On the other hand, our Work does not pretend to dictate an original set of rules and receipts, for those who term themselves Artists in Fire-works, whose exclusive business it is to manufacture the different articles on which it treats; to those, it is expected it will yield but little instruction; but, to the sciolistic Tyro in the Art, it is intended (as its title expresses) to be a Manual of Pyrotechny, and to treat of fire-works as objects of rational amusement; to describe in a perspicuous manner the materials and apparatus made use of in their construction; and to select such examples of their particular combinations, as are calculated rather for private diversion than public exhibition.

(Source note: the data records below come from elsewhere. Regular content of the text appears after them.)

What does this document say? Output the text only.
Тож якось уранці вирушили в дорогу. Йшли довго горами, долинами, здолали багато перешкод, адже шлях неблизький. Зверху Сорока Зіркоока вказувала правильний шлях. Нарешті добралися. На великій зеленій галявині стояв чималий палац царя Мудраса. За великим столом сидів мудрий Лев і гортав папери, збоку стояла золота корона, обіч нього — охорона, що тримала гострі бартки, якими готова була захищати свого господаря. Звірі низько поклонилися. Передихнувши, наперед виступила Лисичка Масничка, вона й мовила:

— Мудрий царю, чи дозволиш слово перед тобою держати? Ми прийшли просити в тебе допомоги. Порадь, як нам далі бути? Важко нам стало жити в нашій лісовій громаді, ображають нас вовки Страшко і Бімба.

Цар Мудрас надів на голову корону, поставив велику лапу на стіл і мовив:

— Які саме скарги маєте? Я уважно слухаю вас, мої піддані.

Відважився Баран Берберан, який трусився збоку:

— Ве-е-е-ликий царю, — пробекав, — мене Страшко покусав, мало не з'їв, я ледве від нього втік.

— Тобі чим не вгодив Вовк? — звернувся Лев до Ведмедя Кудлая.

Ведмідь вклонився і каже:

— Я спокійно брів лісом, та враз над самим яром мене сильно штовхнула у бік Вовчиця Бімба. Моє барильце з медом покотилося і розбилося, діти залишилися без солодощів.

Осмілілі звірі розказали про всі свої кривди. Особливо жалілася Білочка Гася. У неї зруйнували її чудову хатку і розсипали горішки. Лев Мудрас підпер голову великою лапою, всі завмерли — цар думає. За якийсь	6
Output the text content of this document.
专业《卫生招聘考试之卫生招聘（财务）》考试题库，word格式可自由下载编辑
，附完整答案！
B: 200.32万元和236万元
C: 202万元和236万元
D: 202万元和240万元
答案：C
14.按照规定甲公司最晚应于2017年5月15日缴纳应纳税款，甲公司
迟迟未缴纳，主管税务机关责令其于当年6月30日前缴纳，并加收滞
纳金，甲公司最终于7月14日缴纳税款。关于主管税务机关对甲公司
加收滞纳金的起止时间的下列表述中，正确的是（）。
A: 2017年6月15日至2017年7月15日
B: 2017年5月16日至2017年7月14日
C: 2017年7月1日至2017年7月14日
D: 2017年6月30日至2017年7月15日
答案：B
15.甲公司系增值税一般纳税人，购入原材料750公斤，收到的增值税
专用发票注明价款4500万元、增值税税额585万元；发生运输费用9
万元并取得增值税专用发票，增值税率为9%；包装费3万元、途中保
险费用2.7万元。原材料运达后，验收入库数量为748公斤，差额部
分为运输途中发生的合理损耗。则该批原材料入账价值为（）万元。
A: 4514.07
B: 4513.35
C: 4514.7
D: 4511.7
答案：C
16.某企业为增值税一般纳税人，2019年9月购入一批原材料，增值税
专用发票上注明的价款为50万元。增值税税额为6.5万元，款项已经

The directions herein given (if strictly attended to) will enable youth to gratify their taste for this species of recreation at a comparatively small expense, and at the same time will guard them against those accidents which often arise to the ignorant, in firing the larger works purchased from the makers; and throughout the whole it will strictly observe a principle of economy, the neglect of which has so frequently retarded the operations of genius.

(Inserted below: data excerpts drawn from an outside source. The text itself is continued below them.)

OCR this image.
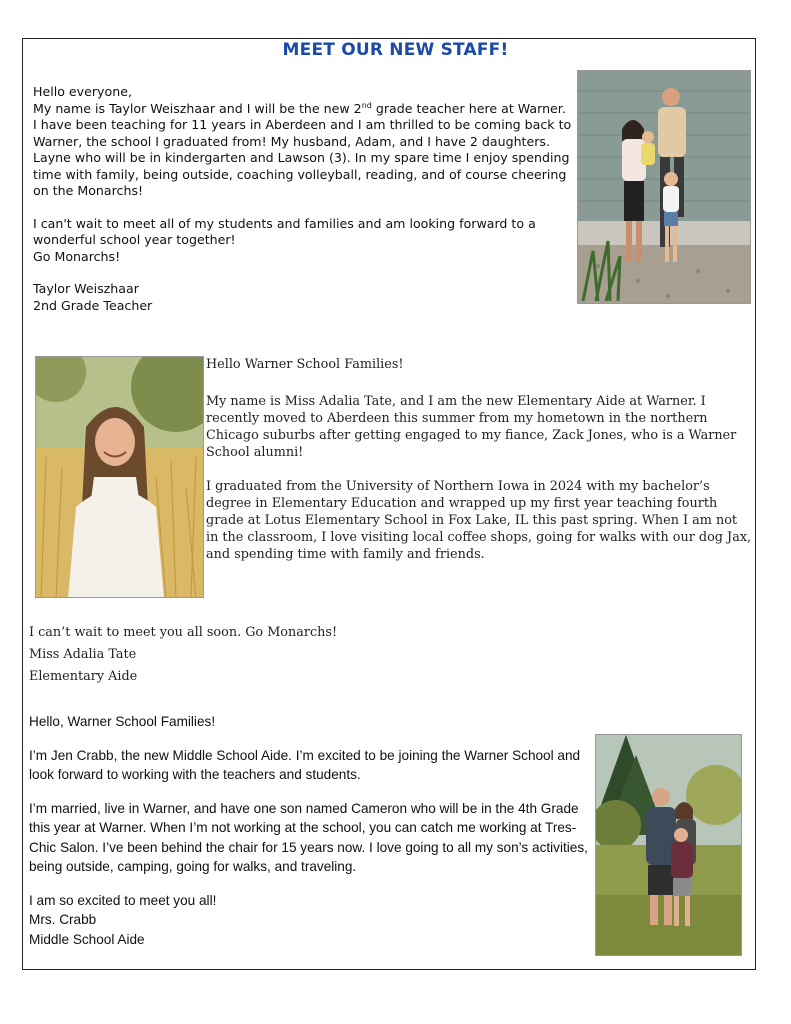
MEET OUR NEW STAFF!

Hello everyone,

My name is Taylor Weiszhaar and I will be the new 2nd grade teacher here at Warner. I have been teaching for 11 years in Aberdeen and I am thrilled to be coming back to Warner, the school I graduated from! My husband, Adam, and I have 2 daughters. Layne who will be in kindergarten and Lawson (3). In my spare time I enjoy spending time with family, being outside, coaching volleyball, reading, and of course cheering on the Monarchs!

I can't wait to meet all of my students and families and am looking forward to a wonderful school year together!

Go Monarchs!

Taylor Weiszhaar

2nd Grade Teacher

Hello Warner School Families!

My name is Miss Adalia Tate, and I am the new Elementary Aide at Warner. I recently moved to Aberdeen this summer from my hometown in the northern Chicago suburbs after getting engaged to my fiance, Zack Jones, who is a Warner School alumni!

I graduated from the University of Northern Iowa in 2024 with my bachelor’s degree in Elementary Education and wrapped up my first year teaching fourth grade at Lotus Elementary School in Fox Lake, IL this past spring. When I am not in the classroom, I love visiting local coffee shops, going for walks with our dog Jax, and spending time with family and friends.

I can’t wait to meet you all soon. Go Monarchs!

Miss Adalia Tate

Elementary Aide

Hello, Warner School Families!

I’m Jen Crabb, the new Middle School Aide. I’m excited to be joining the Warner School and look forward to working with the teachers and students.

I’m married, live in Warner, and have one son named Cameron who will be in the 4th Grade this year at Warner. When I’m not working at the school, you can catch me working at Tres-Chic Salon. I’ve been behind the chair for 15 years now. I love going to all my son’s activities, being outside, camping, going for walks, and traveling.

I am so excited to meet you all!

Mrs. Crabb

Middle School Aide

In regard to the origin of Pyrotechny, our knowledge is very limited. The Chinese are said to have been the first people who had any practical knowledge of it, or brought the art to any degree of perfection; with them the use of fire-works is said to have been very general, long before they were known in European countries; and from accounts given of some recent exhibitions at Pekin, it should seem that they have attained to a degree of perfection not surpassed by any of our modern artists: Mr. Barrow, in his “Travels in China” gives, from the Journal of Lord Macartney, the following description of one of their exhibitions: “The fire-works, in some particulars,” says he, “exceeded any thing of the kind I had ever seen. In grandeur, magnificence, and variety, they were, I own, inferior to the Chinese fire-works we had seen at Batavia, but infinitely superior in point of novelty, neatness, and ingenuity of contrivance. One piece of machinery I greatly admired: a green chest, five feet square, was hoisted up by a pulley fifty or sixty feet from the ground, the bottom of which was so contrived as then suddenly to fall out, and make way for twenty or thirty strings of lanterns, inclosed in a box, to descend from it, unfolding themselves from one another by degrees, so as at last, to form a collection of full five hundred, each having a light of a beautifully coloured flame burning brightly within it.